Very short time periods (6 months) with several crashes, as well as long time periods (3 years) with no crashes are expected. An even distribution of plane crashes is indeed NOT expected - it would look very suspicious, and definitely not random. Here we assume that all events (plane crashes) are independent. We also assume that the average is two major plane crashes per year - which is realistic if you include all passenger airlines flying anywhere in the world - sometimes in dangerous weather, or above dangerous locales.
We did our own simulation in this Excel spreadsheet. The password for our spreadsheet will be published in our Monday digest. If you don't receive our digest in your mailbox this Monday, check out your promotion, social network or spam box in your email client (look for an email with subject line Weekly digest - August 4). We simulated 10 time series with on average 2 crashes per year: each time series represents 10 years of simulated observations. That is, 20 data points = 10 years x 2 crashes per year on average, for each of the 10 time series, with each data point representing a crash event (with time stamp simulated using the RAND function in Excel - for random number simulation).
Our conclusions are as follows
- In three of the simulated time series (out of 10), we found 4 crashes occurring within a 4-month time period; one of the ten time series had 4 crashes within a month
- In three of the ten time series, there was a 2.5 to 3 year time period with NO crash
Here is how we did our simulations
- Simulate 10 time series of random numbers in Excel using the RAND Excel function. Each time series is stored in a column. For each time series, generate 20 random numbers between between 0 and 10 (each one being a time stamp, representing a crash, with time unit being a year, thus each time series having 2 crash per year on average).
- Copy and paste the values ONLY (not the functions) in another tab, in the Excel spreadsheet
- Delete initial tab containing the RAND function (because each time you refresh it, new random numbers are generated and it screws up the sorted numbers, see next step)
- In the final (un-deleted) tab, sort each column separately: you most perform 10 sorts. Keep in mind that each value (a number between 0 and 10 years) represents a time stamp when a crash occured.
- Compute z = x(k+3) - x(k) for each column, where x(k) is the occurence (time) for crash number k. Then compute r = min(z) over all the 20 rows, for each column (time series). The number r represents the shortest time period (for each 10-year time series) where 4 crashes occured. Since we simulated 10 time series, we can easily compute confidence intervals for r.
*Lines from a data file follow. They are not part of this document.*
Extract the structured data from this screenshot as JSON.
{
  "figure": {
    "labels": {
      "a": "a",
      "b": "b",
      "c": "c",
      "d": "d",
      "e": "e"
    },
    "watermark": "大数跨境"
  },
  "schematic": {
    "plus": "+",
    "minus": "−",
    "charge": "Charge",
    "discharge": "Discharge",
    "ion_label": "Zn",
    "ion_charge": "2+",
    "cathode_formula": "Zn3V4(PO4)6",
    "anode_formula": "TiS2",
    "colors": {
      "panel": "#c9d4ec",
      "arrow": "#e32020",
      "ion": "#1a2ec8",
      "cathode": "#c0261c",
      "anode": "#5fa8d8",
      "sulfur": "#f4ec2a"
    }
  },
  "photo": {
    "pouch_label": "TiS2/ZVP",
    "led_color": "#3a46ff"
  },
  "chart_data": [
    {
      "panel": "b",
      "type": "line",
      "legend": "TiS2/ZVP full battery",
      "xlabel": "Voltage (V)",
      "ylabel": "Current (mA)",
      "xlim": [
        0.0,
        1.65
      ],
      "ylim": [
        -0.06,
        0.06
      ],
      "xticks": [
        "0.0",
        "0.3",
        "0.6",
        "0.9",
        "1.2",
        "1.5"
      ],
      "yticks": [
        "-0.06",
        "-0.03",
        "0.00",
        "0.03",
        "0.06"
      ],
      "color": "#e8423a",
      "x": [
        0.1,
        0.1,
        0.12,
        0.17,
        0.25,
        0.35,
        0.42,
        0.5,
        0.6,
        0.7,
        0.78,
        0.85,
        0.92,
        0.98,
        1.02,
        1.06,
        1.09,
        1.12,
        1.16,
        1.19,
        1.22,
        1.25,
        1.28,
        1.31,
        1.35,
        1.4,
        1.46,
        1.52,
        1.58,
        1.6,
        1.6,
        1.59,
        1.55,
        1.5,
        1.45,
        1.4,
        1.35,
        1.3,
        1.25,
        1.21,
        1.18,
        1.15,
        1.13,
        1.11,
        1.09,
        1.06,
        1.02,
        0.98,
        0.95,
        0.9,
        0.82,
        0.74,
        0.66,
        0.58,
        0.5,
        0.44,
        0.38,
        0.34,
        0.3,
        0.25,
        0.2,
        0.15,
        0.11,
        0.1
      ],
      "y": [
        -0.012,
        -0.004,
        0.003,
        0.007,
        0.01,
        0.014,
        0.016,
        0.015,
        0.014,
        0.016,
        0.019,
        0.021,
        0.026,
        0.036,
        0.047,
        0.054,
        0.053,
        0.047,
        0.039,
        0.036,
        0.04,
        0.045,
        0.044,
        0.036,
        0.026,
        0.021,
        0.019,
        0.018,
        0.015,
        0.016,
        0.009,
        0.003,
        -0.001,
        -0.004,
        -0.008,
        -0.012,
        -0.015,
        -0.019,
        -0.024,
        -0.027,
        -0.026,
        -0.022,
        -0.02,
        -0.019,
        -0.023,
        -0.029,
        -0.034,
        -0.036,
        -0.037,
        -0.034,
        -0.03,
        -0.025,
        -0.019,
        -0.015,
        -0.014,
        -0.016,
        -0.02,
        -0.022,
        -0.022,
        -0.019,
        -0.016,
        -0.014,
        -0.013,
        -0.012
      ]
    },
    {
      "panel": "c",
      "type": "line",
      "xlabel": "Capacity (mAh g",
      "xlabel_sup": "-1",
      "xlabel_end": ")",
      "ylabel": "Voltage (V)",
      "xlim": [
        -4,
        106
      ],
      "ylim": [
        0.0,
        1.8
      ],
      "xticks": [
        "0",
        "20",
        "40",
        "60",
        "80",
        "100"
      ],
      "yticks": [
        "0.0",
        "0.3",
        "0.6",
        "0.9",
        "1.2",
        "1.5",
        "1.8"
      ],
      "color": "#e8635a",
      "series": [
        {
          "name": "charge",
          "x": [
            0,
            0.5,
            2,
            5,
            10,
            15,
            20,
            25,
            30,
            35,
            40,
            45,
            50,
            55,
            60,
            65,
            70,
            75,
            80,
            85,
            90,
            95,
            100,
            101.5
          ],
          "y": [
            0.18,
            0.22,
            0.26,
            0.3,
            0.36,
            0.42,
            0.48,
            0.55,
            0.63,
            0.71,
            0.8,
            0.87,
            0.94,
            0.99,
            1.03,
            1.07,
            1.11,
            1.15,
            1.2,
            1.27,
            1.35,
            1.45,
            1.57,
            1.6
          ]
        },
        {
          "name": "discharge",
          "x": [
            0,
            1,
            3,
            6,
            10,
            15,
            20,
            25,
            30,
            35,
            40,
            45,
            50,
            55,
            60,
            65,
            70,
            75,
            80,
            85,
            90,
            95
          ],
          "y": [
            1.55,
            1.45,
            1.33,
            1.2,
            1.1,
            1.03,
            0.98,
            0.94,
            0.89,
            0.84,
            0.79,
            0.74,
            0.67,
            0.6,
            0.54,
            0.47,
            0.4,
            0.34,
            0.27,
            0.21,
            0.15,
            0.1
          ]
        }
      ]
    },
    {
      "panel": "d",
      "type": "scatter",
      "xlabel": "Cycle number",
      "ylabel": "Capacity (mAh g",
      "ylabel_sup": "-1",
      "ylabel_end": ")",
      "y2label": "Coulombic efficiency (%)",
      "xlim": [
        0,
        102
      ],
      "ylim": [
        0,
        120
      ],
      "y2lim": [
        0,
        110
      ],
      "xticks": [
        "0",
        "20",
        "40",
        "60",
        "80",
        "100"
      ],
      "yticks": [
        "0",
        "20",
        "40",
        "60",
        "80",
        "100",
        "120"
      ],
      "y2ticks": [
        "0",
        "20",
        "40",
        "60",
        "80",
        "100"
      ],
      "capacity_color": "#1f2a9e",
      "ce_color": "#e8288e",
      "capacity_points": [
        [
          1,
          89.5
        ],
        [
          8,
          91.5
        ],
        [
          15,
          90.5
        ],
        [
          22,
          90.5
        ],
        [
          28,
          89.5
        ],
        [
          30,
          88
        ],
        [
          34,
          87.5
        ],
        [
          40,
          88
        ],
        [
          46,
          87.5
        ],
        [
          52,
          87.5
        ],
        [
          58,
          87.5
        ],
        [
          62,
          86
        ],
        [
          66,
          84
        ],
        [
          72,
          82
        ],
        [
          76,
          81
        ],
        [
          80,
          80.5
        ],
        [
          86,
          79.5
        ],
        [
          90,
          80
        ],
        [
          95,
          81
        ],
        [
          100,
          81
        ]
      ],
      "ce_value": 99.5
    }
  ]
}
- Compute y = x(k+1) - x(k) for each column, where x(k) is occurence (time) for crash number k. Then compute s = max(y) over all the 20 rows, for each column (time series). The number s represents the longest time period (for each 10-year time series) with no crash. Since we simulated 10 time series, we can easily compute confidence intervals for s.
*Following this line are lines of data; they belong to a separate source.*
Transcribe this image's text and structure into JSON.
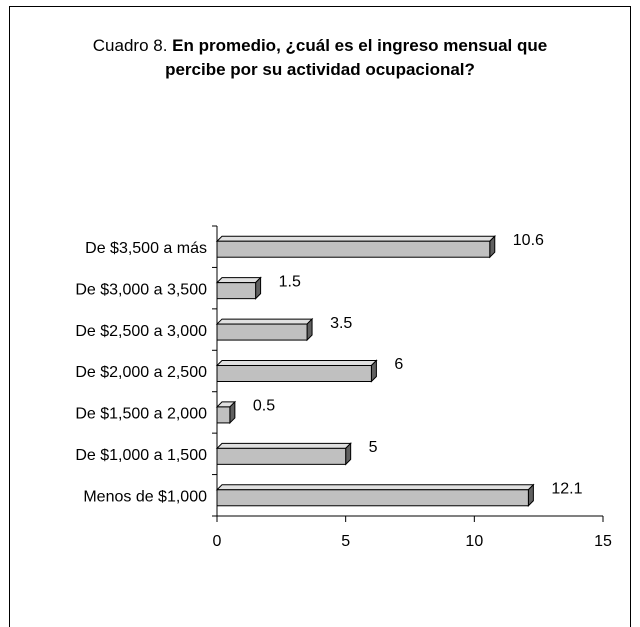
{
  "chart_data": {
    "type": "bar3d_horizontal",
    "title_prefix": "Cuadro 8.",
    "title": "En promedio, ¿cuál es el ingreso mensual que percibe por su actividad ocupacional?",
    "categories": [
      "De $3,500 a más",
      "De $3,000 a 3,500",
      "De $2,500 a 3,000",
      "De $2,000 a 2,500",
      "De $1,500 a 2,000",
      "De $1,000 a 1,500",
      "Menos de $1,000"
    ],
    "values": [
      10.6,
      1.5,
      3.5,
      6,
      0.5,
      5,
      12.1
    ],
    "color": "#c0c0c0",
    "xlim": [
      0,
      15
    ],
    "xticks": [
      0,
      5,
      10,
      15
    ]
  }
}
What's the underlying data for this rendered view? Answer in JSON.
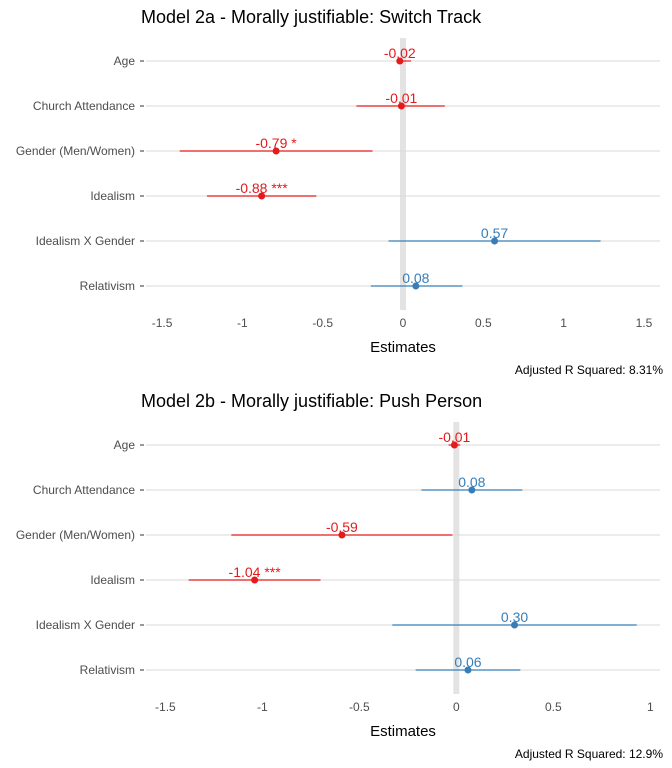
{
  "colors": {
    "negative": "#e41a1c",
    "positive": "#377eb8"
  },
  "chart_data": [
    {
      "type": "forest",
      "title": "Model 2a - Morally justifiable: Switch Track",
      "xlabel": "Estimates",
      "caption": "Adjusted R Squared: 8.31%",
      "xlim": [
        -1.6,
        1.6
      ],
      "x_ticks": [
        -1.5,
        -1,
        -0.5,
        0,
        0.5,
        1,
        1.5
      ],
      "x_tick_labels": [
        "-1.5",
        "-1",
        "-0.5",
        "0",
        "0.5",
        "1",
        "1.5"
      ],
      "terms": [
        {
          "term": "Age",
          "estimate": -0.02,
          "conf_low": -0.04,
          "conf_high": 0.05,
          "label": "-0.02"
        },
        {
          "term": "Church Attendance",
          "estimate": -0.01,
          "conf_low": -0.29,
          "conf_high": 0.26,
          "label": "-0.01"
        },
        {
          "term": "Gender (Men/Women)",
          "estimate": -0.79,
          "conf_low": -1.39,
          "conf_high": -0.19,
          "label": "-0.79 *"
        },
        {
          "term": "Idealism",
          "estimate": -0.88,
          "conf_low": -1.22,
          "conf_high": -0.54,
          "label": "-0.88 ***"
        },
        {
          "term": "Idealism X Gender",
          "estimate": 0.57,
          "conf_low": -0.09,
          "conf_high": 1.23,
          "label": "0.57"
        },
        {
          "term": "Relativism",
          "estimate": 0.08,
          "conf_low": -0.2,
          "conf_high": 0.37,
          "label": "0.08"
        }
      ]
    },
    {
      "type": "forest",
      "title": "Model 2b - Morally justifiable: Push Person",
      "xlabel": "Estimates",
      "caption": "Adjusted R Squared: 12.9%",
      "xlim": [
        -1.6,
        1.05
      ],
      "x_ticks": [
        -1.5,
        -1,
        -0.5,
        0,
        0.5,
        1
      ],
      "x_tick_labels": [
        "-1.5",
        "-1",
        "-0.5",
        "0",
        "0.5",
        "1"
      ],
      "terms": [
        {
          "term": "Age",
          "estimate": -0.01,
          "conf_low": -0.04,
          "conf_high": 0.02,
          "label": "-0.01"
        },
        {
          "term": "Church Attendance",
          "estimate": 0.08,
          "conf_low": -0.18,
          "conf_high": 0.34,
          "label": "0.08"
        },
        {
          "term": "Gender (Men/Women)",
          "estimate": -0.59,
          "conf_low": -1.16,
          "conf_high": -0.02,
          "label": "-0.59"
        },
        {
          "term": "Idealism",
          "estimate": -1.04,
          "conf_low": -1.38,
          "conf_high": -0.7,
          "label": "-1.04 ***"
        },
        {
          "term": "Idealism X Gender",
          "estimate": 0.3,
          "conf_low": -0.33,
          "conf_high": 0.93,
          "label": "0.30"
        },
        {
          "term": "Relativism",
          "estimate": 0.06,
          "conf_low": -0.21,
          "conf_high": 0.33,
          "label": "0.06"
        }
      ]
    }
  ]
}
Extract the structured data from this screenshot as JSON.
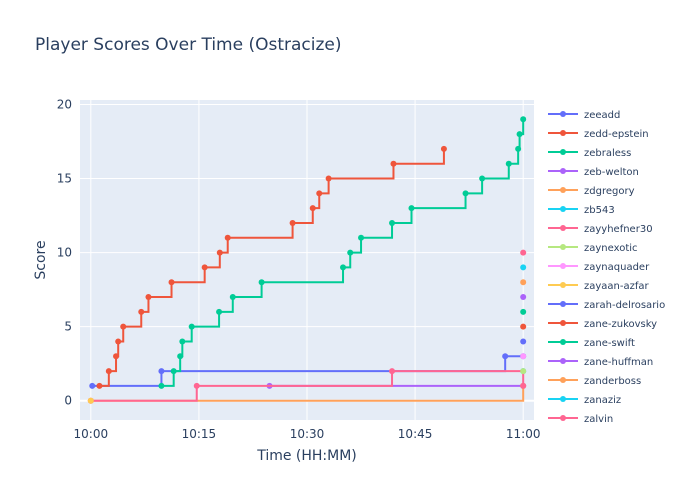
{
  "chart_data": {
    "type": "line",
    "line_shape": "step",
    "title": "Player Scores Over Time (Ostracize)",
    "xlabel": "Time (HH:MM)",
    "ylabel": "Score",
    "xlim_minutes": [
      -1.5,
      61.5
    ],
    "ylim": [
      -1.3,
      20.3
    ],
    "x_ticks": [
      {
        "value": 0,
        "label": "10:00"
      },
      {
        "value": 15,
        "label": "10:15"
      },
      {
        "value": 30,
        "label": "10:30"
      },
      {
        "value": 45,
        "label": "10:45"
      },
      {
        "value": 60,
        "label": "11:00"
      }
    ],
    "y_ticks": [
      0,
      5,
      10,
      15,
      20
    ],
    "grid": true,
    "legend_position": "right",
    "plot_background": "#e5ecf6",
    "series": [
      {
        "name": "zeeadd",
        "color": "#636efa",
        "points": [
          [
            0.2,
            1
          ],
          [
            9.8,
            2
          ],
          [
            57.5,
            3
          ],
          [
            60,
            3
          ]
        ]
      },
      {
        "name": "zedd-epstein",
        "color": "#ef553b",
        "points": [
          [
            1.2,
            1
          ],
          [
            2.5,
            2
          ],
          [
            3.5,
            3
          ],
          [
            3.8,
            4
          ],
          [
            4.5,
            5
          ],
          [
            7,
            6
          ],
          [
            8,
            7
          ],
          [
            11.2,
            8
          ],
          [
            15.8,
            9
          ],
          [
            17.9,
            10
          ],
          [
            19,
            11
          ],
          [
            28,
            12
          ],
          [
            30.8,
            13
          ],
          [
            31.7,
            14
          ],
          [
            33,
            15
          ],
          [
            42,
            16
          ],
          [
            49,
            17
          ]
        ]
      },
      {
        "name": "zebraless",
        "color": "#00cc96",
        "points": [
          [
            9.8,
            1
          ],
          [
            11.5,
            2
          ],
          [
            12.4,
            3
          ],
          [
            12.7,
            4
          ],
          [
            14,
            5
          ],
          [
            17.8,
            6
          ],
          [
            19.7,
            7
          ],
          [
            23.7,
            8
          ],
          [
            35,
            9
          ],
          [
            36,
            10
          ],
          [
            37.5,
            11
          ],
          [
            41.8,
            12
          ],
          [
            44.5,
            13
          ],
          [
            52,
            14
          ],
          [
            54.3,
            15
          ],
          [
            58,
            16
          ],
          [
            59.3,
            17
          ],
          [
            59.5,
            18
          ],
          [
            60,
            19
          ]
        ]
      },
      {
        "name": "zeb-welton",
        "color": "#ab63fa",
        "points": [
          [
            24.8,
            1
          ],
          [
            60,
            1
          ]
        ]
      },
      {
        "name": "zdgregory",
        "color": "#ffa15a",
        "points": [
          [
            0,
            0
          ],
          [
            60,
            1
          ]
        ]
      },
      {
        "name": "zb543",
        "color": "#19d3f3",
        "points": [
          [
            60,
            2
          ]
        ]
      },
      {
        "name": "zayyhefner30",
        "color": "#ff6692",
        "points": [
          [
            0,
            0
          ],
          [
            14.7,
            1
          ],
          [
            41.8,
            2
          ],
          [
            60,
            1
          ]
        ]
      },
      {
        "name": "zaynexotic",
        "color": "#b6e880",
        "points": [
          [
            60,
            2
          ]
        ]
      },
      {
        "name": "zaynaquader",
        "color": "#ff97ff",
        "points": [
          [
            60,
            3
          ]
        ]
      },
      {
        "name": "zayaan-azfar",
        "color": "#fecb52",
        "points": [
          [
            0,
            0
          ]
        ]
      },
      {
        "name": "zarah-delrosario",
        "color": "#636efa",
        "points": [
          [
            60,
            4
          ]
        ]
      },
      {
        "name": "zane-zukovsky",
        "color": "#ef553b",
        "points": [
          [
            60,
            5
          ]
        ]
      },
      {
        "name": "zane-swift",
        "color": "#00cc96",
        "points": [
          [
            60,
            6
          ]
        ]
      },
      {
        "name": "zane-huffman",
        "color": "#ab63fa",
        "points": [
          [
            60,
            7
          ]
        ]
      },
      {
        "name": "zanderboss",
        "color": "#ffa15a",
        "points": [
          [
            60,
            8
          ]
        ]
      },
      {
        "name": "zanaziz",
        "color": "#19d3f3",
        "points": [
          [
            60,
            9
          ]
        ]
      },
      {
        "name": "zalvin",
        "color": "#ff6692",
        "points": [
          [
            60,
            10
          ]
        ]
      }
    ]
  }
}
Test our results with a mathematical model
We performed the Monte-Carlo simulations for you, but now we invite you to solve the problem using mathematical models. There is indeed an exact solution, easy to compute, for this problem. Let us know if your theoretical solution yields similar results. Here's how to proceed:
- The number N of events (crashes) follows a Poisson process with intensity v = 2 (2 crashes per year on average; one year = time unit). So the probability that exactly N = n events occur in a time period of length T = t is exp(-vt) * (vt)^n / n!
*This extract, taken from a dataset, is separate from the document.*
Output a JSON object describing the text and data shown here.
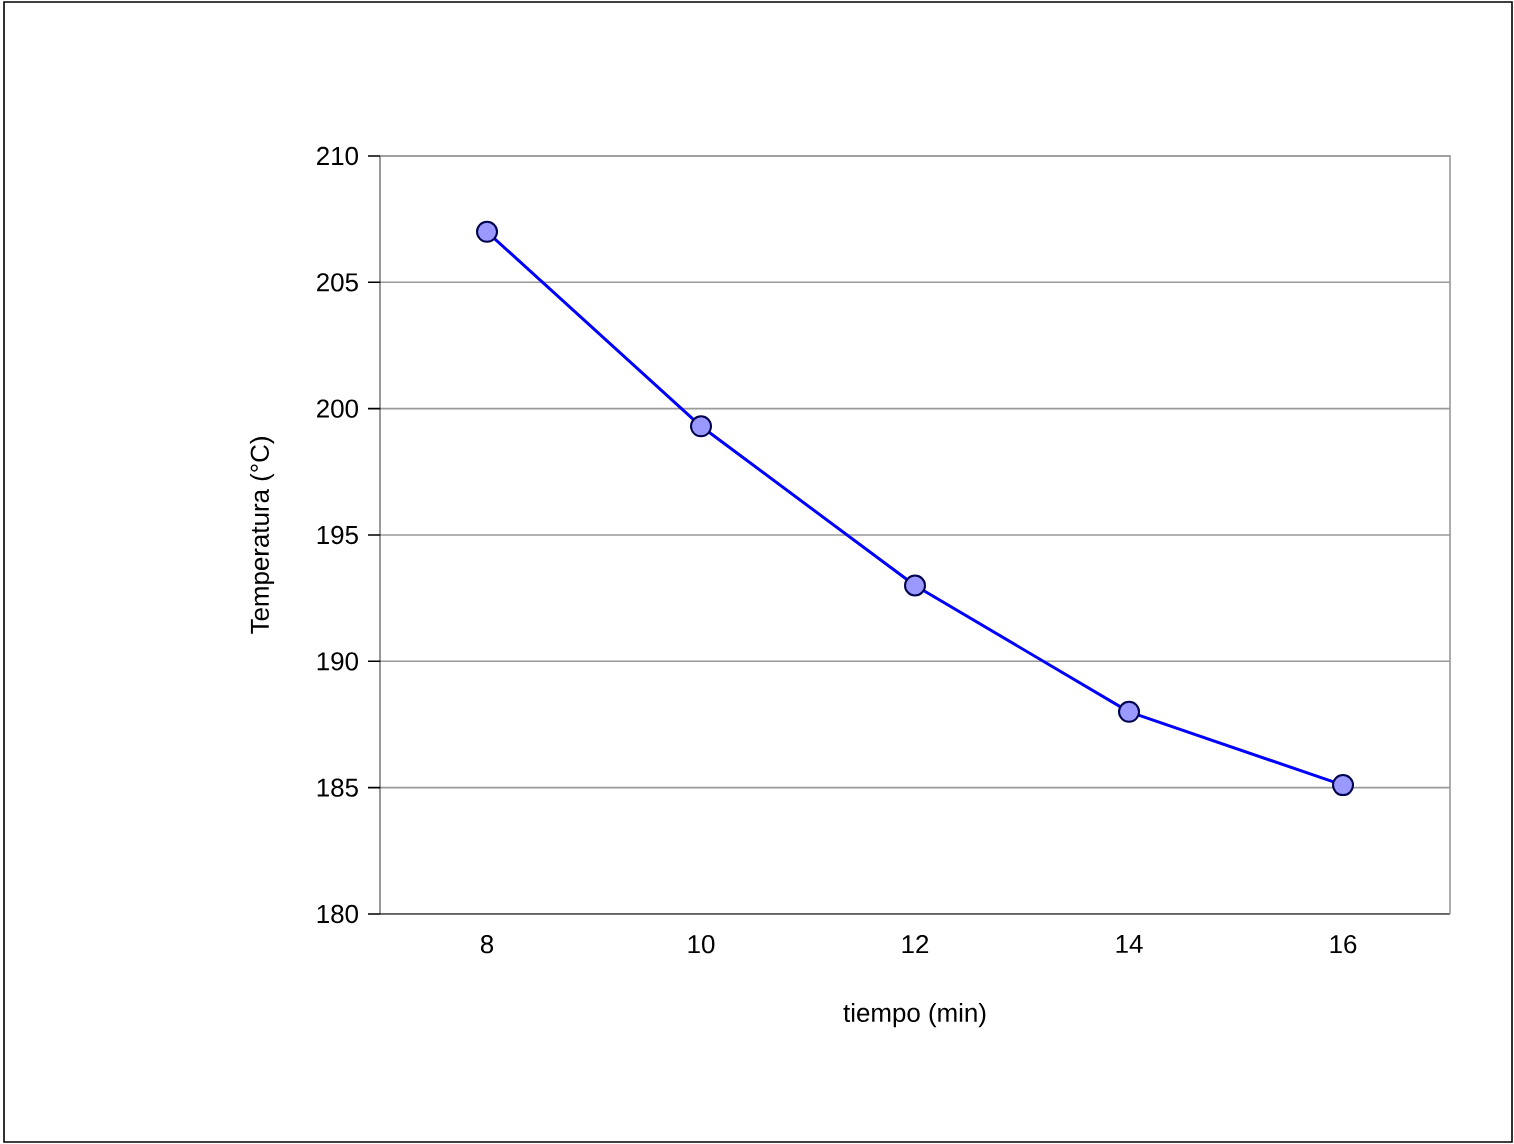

- The probability p that a 4-month (one year divided by 3) time period has exactly n = 4 accidents, is p = exp(-v/3) * (v/3)^n / n!
- The probability that there is at least one 4-month time period (any time period) within a 10-year time period, with 4 crashes, follows a binomial distribution of parameters (30, p) where 30 = 10 years multiplied by three 4-month periods per year.
Even if there are many crashes in a particular small time period, it does not mean that the likehood for a new crash in the next month is reduced, or increased. We are dealing here with memory-less processes.